The other provision that I would point out is in both Uvalde and in Buffalo, we were dealing with 18 year olds. And what this does is it provides for an enhanced background check, and a period to investigate, whenever anybody under 21 tries to buy a long gun, which includes an assault weapon.
Q: The framework includes money for school safety, although the details are a little vague right now. What’s your understanding of where those resources are likely to go?
Feinblatt: I think that it’s important to use them for training, it’s important to enhance the psychological services that are available within schools, it’s important to enhance what I would call education, which comes down to, if you see something, say something, which is really another way of describing a Red Flag law. So there are all sorts of ways that you can provide safer school settings, besides Ted Cruz’s suggestion of only having one exit and entrance door.
Q: One risk for Democrats with these talks is that, by allowing Republicans to say they’ve done something on guns, they’ll release the pressure to pass more significant legislation that you support, like universal background checks or a ban on assault weapons.
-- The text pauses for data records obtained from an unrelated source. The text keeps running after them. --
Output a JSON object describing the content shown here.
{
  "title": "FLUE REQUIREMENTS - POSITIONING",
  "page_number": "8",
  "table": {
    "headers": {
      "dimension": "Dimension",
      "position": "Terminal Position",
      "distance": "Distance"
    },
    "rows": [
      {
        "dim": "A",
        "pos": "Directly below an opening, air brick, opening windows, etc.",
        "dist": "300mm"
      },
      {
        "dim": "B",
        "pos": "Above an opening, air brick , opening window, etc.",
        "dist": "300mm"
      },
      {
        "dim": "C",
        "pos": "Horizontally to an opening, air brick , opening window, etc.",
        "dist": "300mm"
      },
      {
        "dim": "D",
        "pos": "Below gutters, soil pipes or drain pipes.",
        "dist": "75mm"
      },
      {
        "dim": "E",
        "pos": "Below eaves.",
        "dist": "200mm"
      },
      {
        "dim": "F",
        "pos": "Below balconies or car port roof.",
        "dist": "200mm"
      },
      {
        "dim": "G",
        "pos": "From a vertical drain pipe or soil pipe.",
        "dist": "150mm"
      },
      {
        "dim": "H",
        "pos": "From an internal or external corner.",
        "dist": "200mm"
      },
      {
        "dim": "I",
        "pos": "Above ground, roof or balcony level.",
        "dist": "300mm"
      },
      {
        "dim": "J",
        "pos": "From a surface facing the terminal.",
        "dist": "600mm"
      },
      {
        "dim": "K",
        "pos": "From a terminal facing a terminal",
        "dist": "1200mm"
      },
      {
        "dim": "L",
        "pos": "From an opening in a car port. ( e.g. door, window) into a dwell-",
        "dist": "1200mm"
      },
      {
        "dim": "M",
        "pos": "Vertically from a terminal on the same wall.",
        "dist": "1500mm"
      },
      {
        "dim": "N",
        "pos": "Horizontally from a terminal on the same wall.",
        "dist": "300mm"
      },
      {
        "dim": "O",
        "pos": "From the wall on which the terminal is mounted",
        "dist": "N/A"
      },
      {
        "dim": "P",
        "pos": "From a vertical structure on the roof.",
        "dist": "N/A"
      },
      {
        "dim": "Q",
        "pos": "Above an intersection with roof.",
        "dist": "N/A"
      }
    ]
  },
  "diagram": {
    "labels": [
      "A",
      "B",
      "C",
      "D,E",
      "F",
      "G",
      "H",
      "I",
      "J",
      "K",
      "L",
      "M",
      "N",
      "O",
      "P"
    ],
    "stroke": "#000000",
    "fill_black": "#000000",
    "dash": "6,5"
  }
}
What would you say to people who share that concern?
Feinblatt: In fact, just the opposite is true. The problem with this issue is it’s so intensely politicized. And now we’re at a moment where a piece of legislation is going to be passed with large bipartisan support. What that will do is signal to other elected officials that this is not a political issue, it’s a public health issue, and that you will find more people willing to actually take the next step, whether it be at the federal level, the state level, or the city level.
Q: Does it affect things at all that the NRA seems to be at such a low point? They’ve been dealing with a lot of internal problems, do you feel like that’s had any influence on the negotiations?
Feinblatt: The NRA is spending one in five dollars on lawsuits. I think what they’re preoccupied with is survival, not with influencing what’s going on in Congress.
Q: Do you think there’s still a significant chance this might fail at the finish line here? How confident are you that this will pass?
Feinblatt: I am pretty confident it will pass. We’ve got 10 Republicans, 10 Democrats that have already signed on to the framework, we’ve got Mitch McConnell signaling that he can support the framework. I think that nothing happened after Sandy Hook, nothing happened after Columbine, nothing happened after Las Vegas, nothing happened after Parkland. This is the moment this is going to happen.